Introduction: Shoulder pain can cause significant pain, discomfort and reduce the ability to perform activities of daily living, thus making it the third most common cause of musculoskeletal consultation. The current gold standard diagnostic investigation is arthroscopy. MRI is a proved sensitive and accurate non-invasive tool in investigating shoulder pathology, but false and misleading results are equally reported.
Aim: The aim of the study is to compare the efficacy of MRI in diagnosing shoulder pathologies in comparison to arthroscopy, considering arthroscopy as the gold standard.

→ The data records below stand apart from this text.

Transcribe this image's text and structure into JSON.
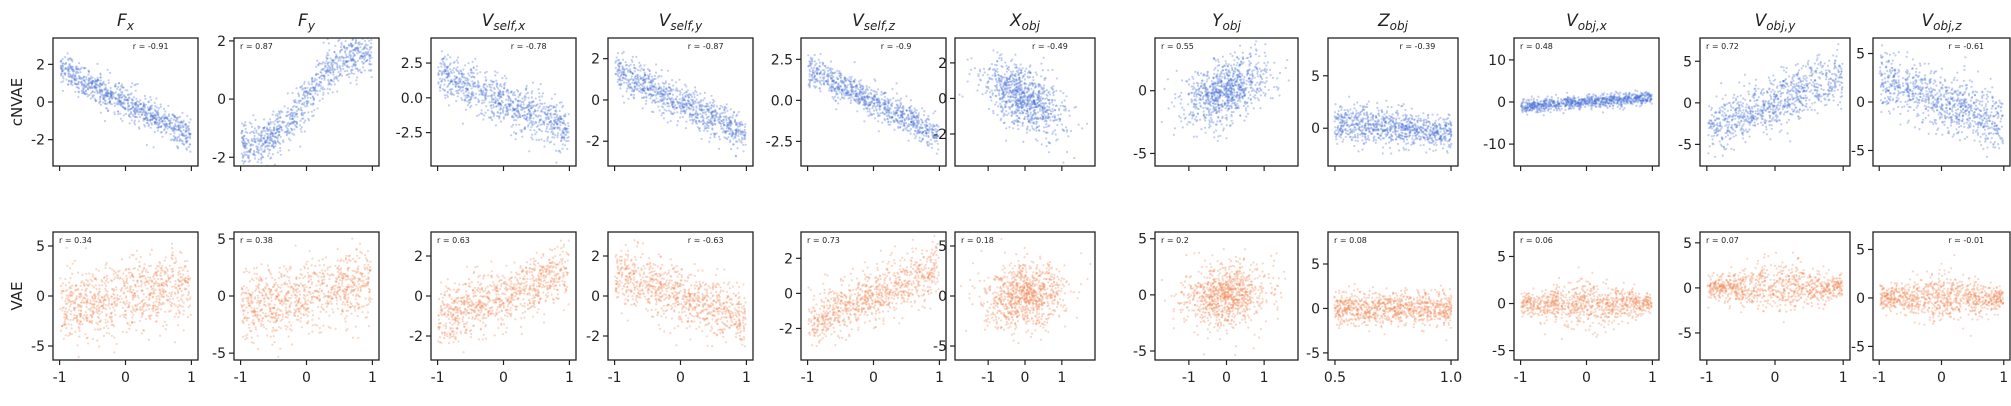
{
  "chart_data": {
    "type": "scatter",
    "rows": [
      {
        "label": "cNVAE",
        "color": "#4a72d8"
      },
      {
        "label": "VAE",
        "color": "#f08a5a"
      }
    ],
    "x_ticks": [
      {
        "values": [
          -1,
          0,
          1
        ],
        "labels": [
          "-1",
          "0",
          "1"
        ]
      },
      {
        "values": [
          -1,
          0,
          1
        ],
        "labels": [
          "-1",
          "0",
          "1"
        ]
      },
      {
        "values": [
          -1,
          0,
          1
        ],
        "labels": [
          "-1",
          "0",
          "1"
        ]
      },
      {
        "values": [
          -1,
          0,
          1
        ],
        "labels": [
          "-1",
          "0",
          "1"
        ]
      },
      {
        "values": [
          -1,
          0,
          1
        ],
        "labels": [
          "-1",
          "0",
          "1"
        ]
      },
      {
        "values": [
          -1,
          0,
          1
        ],
        "labels": [
          "-1",
          "0",
          "1"
        ]
      },
      {
        "values": [
          -1,
          0,
          1
        ],
        "labels": [
          "-1",
          "0",
          "1"
        ]
      },
      {
        "values": [
          0.5,
          1.0
        ],
        "labels": [
          "0.5",
          "1.0"
        ]
      },
      {
        "values": [
          -1,
          0,
          1
        ],
        "labels": [
          "-1",
          "0",
          "1"
        ]
      },
      {
        "values": [
          -1,
          0,
          1
        ],
        "labels": [
          "-1",
          "0",
          "1"
        ]
      },
      {
        "values": [
          -1,
          0,
          1
        ],
        "labels": [
          "-1",
          "0",
          "1"
        ]
      }
    ],
    "panels": [
      {
        "title_base": "F",
        "title_sub": "x",
        "xlim": [
          -1.1,
          1.1
        ],
        "cnvae": {
          "r_label": "r = -0.91",
          "r": -0.91,
          "ylim": [
            -3.4,
            3.4
          ],
          "yticks": [
            -2,
            0,
            2
          ],
          "mode": "linear",
          "r_pos": "top-right"
        },
        "vae": {
          "r_label": "r = 0.34",
          "r": 0.34,
          "ylim": [
            -6.4,
            6.4
          ],
          "yticks": [
            -5,
            0,
            5
          ],
          "mode": "linear",
          "r_pos": "top-left"
        }
      },
      {
        "title_base": "F",
        "title_sub": "y",
        "xlim": [
          -1.1,
          1.1
        ],
        "cnvae": {
          "r_label": "r = 0.87",
          "r": 0.87,
          "ylim": [
            -2.3,
            2.1
          ],
          "yticks": [
            -2,
            0,
            2
          ],
          "mode": "sigmoid",
          "r_pos": "top-left"
        },
        "vae": {
          "r_label": "r = 0.38",
          "r": 0.38,
          "ylim": [
            -5.6,
            5.6
          ],
          "yticks": [
            -5,
            0,
            5
          ],
          "mode": "linear",
          "r_pos": "top-left"
        }
      },
      {
        "title_base": "V",
        "title_sub": "self,x",
        "xlim": [
          -1.1,
          1.1
        ],
        "cnvae": {
          "r_label": "r = -0.78",
          "r": -0.78,
          "ylim": [
            -4.9,
            4.3
          ],
          "yticks": [
            -2.5,
            0.0,
            2.5
          ],
          "ytick_labels": [
            "-2.5",
            "0.0",
            "2.5"
          ],
          "mode": "linear",
          "r_pos": "top-right"
        },
        "vae": {
          "r_label": "r = 0.63",
          "r": 0.63,
          "ylim": [
            -3.2,
            3.2
          ],
          "yticks": [
            -2,
            0,
            2
          ],
          "mode": "linear",
          "r_pos": "top-left"
        }
      },
      {
        "title_base": "V",
        "title_sub": "self,y",
        "xlim": [
          -1.1,
          1.1
        ],
        "cnvae": {
          "r_label": "r = -0.87",
          "r": -0.87,
          "ylim": [
            -3.2,
            3.0
          ],
          "yticks": [
            -2,
            0,
            2
          ],
          "mode": "linear",
          "r_pos": "top-right"
        },
        "vae": {
          "r_label": "r = -0.63",
          "r": -0.63,
          "ylim": [
            -3.2,
            3.2
          ],
          "yticks": [
            -2,
            0,
            2
          ],
          "mode": "linear",
          "r_pos": "top-right"
        }
      },
      {
        "title_base": "V",
        "title_sub": "self,z",
        "xlim": [
          -1.1,
          1.1
        ],
        "cnvae": {
          "r_label": "r = -0.9",
          "r": -0.9,
          "ylim": [
            -4.0,
            3.8
          ],
          "yticks": [
            -2.5,
            0.0,
            2.5
          ],
          "ytick_labels": [
            "-2.5",
            "0.0",
            "2.5"
          ],
          "mode": "linear",
          "r_pos": "top-right"
        },
        "vae": {
          "r_label": "r = 0.73",
          "r": 0.73,
          "ylim": [
            -3.8,
            3.5
          ],
          "yticks": [
            -2,
            0,
            2
          ],
          "mode": "linear",
          "r_pos": "top-left"
        }
      },
      {
        "title_base": "X",
        "title_sub": "obj",
        "xlim": [
          -1.9,
          1.9
        ],
        "cnvae": {
          "r_label": "r = -0.49",
          "r": -0.49,
          "ylim": [
            -3.8,
            3.4
          ],
          "yticks": [
            -2,
            0,
            2
          ],
          "mode": "blob",
          "r_pos": "top-right"
        },
        "vae": {
          "r_label": "r = 0.18",
          "r": 0.18,
          "ylim": [
            -6.4,
            6.4
          ],
          "yticks": [
            -5,
            0,
            5
          ],
          "mode": "blob",
          "r_pos": "top-left"
        }
      },
      {
        "title_base": "Y",
        "title_sub": "obj",
        "xlim": [
          -1.9,
          1.9
        ],
        "cnvae": {
          "r_label": "r = 0.55",
          "r": 0.55,
          "ylim": [
            -6.0,
            4.2
          ],
          "yticks": [
            -5,
            0
          ],
          "mode": "blob",
          "r_pos": "top-left"
        },
        "vae": {
          "r_label": "r = 0.2",
          "r": 0.2,
          "ylim": [
            -5.8,
            5.6
          ],
          "yticks": [
            -5,
            0,
            5
          ],
          "mode": "blob",
          "r_pos": "top-left"
        }
      },
      {
        "title_base": "Z",
        "title_sub": "obj",
        "xlim": [
          0.47,
          1.03
        ],
        "cnvae": {
          "r_label": "r = -0.39",
          "r": -0.39,
          "ylim": [
            -3.6,
            8.6
          ],
          "yticks": [
            0,
            5
          ],
          "mode": "band",
          "r_pos": "top-right"
        },
        "vae": {
          "r_label": "r = 0.08",
          "r": 0.08,
          "ylim": [
            -5.8,
            8.6
          ],
          "yticks": [
            -5,
            0,
            5
          ],
          "mode": "band",
          "r_pos": "top-left"
        }
      },
      {
        "title_base": "V",
        "title_sub": "obj,x",
        "xlim": [
          -1.1,
          1.1
        ],
        "cnvae": {
          "r_label": "r = 0.48",
          "r": 0.48,
          "ylim": [
            -15.2,
            15.2
          ],
          "yticks": [
            -10,
            0,
            10
          ],
          "mode": "narrow",
          "r_pos": "top-left"
        },
        "vae": {
          "r_label": "r = 0.06",
          "r": 0.06,
          "ylim": [
            -6.0,
            7.6
          ],
          "yticks": [
            -5,
            0,
            5
          ],
          "mode": "diamond",
          "r_pos": "top-left"
        }
      },
      {
        "title_base": "V",
        "title_sub": "obj,y",
        "xlim": [
          -1.1,
          1.1
        ],
        "cnvae": {
          "r_label": "r = 0.72",
          "r": 0.72,
          "ylim": [
            -7.6,
            7.8
          ],
          "yticks": [
            -5,
            0,
            5
          ],
          "mode": "linear",
          "r_pos": "top-left"
        },
        "vae": {
          "r_label": "r = 0.07",
          "r": 0.07,
          "ylim": [
            -8.0,
            6.2
          ],
          "yticks": [
            -5,
            0,
            5
          ],
          "mode": "diamond",
          "r_pos": "top-left"
        }
      },
      {
        "title_base": "V",
        "title_sub": "obj,z",
        "xlim": [
          -1.1,
          1.1
        ],
        "cnvae": {
          "r_label": "r = -0.61",
          "r": -0.61,
          "ylim": [
            -6.6,
            6.6
          ],
          "yticks": [
            -5,
            0,
            5
          ],
          "mode": "linear",
          "r_pos": "top-right"
        },
        "vae": {
          "r_label": "r = -0.01",
          "r": -0.01,
          "ylim": [
            -6.4,
            6.8
          ],
          "yticks": [
            -5,
            0,
            5
          ],
          "mode": "diamond",
          "r_pos": "top-right"
        }
      }
    ]
  }
}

Materials and Methods: Thirty nine consecutive patients, between 18-80 years of age, presenting with chronic shoulder pain or instability of more than 6 weeks, or with clinical signs of impingement or tear were included in the study. MRI of the shoulder joint was done followed by shoulder arthroscopy. The data collected was analysed for the significant correlation between MRI of shoulder and arthroscopic findings by kappa statistics.
Results: Out of 39 patients, Rotator cuff (RC) tear was the most common pathology. MRI showed excellent sensitivity in the diagnosis of rotator cuff tears (0.91) and osteochondral defects (OCD), very good sensitivity for Bankart's lesion (0.8) and had poor sensitivity to detect SLAP tear (0.15). MRI was specific for all shoulder pathologies. MRI detected RC tears with kappa score of 0.73, Bankart's tear and OCD's with kappa score of 0.83 and 1.0 respectively and SLAP lesion with kappa score of 0.14. The accuracy of MRI was highest in diagnosing OCD's (1.0), followed by RC tear (0.9), Bankart's tear (0.9) and accuracy was least in diagnosing SLAP lesion (0.7). False negative results were more than false positives.
Conclusion: The present study supports that MRI is effective in diagnosing rotator cuff tears, Bankart's tear and ostechondral defects but was not found to be helpful in diagnosing SLAP lesions. MRI and arthroscopy have complimentary roles in the diagnosis of shoulder pathology.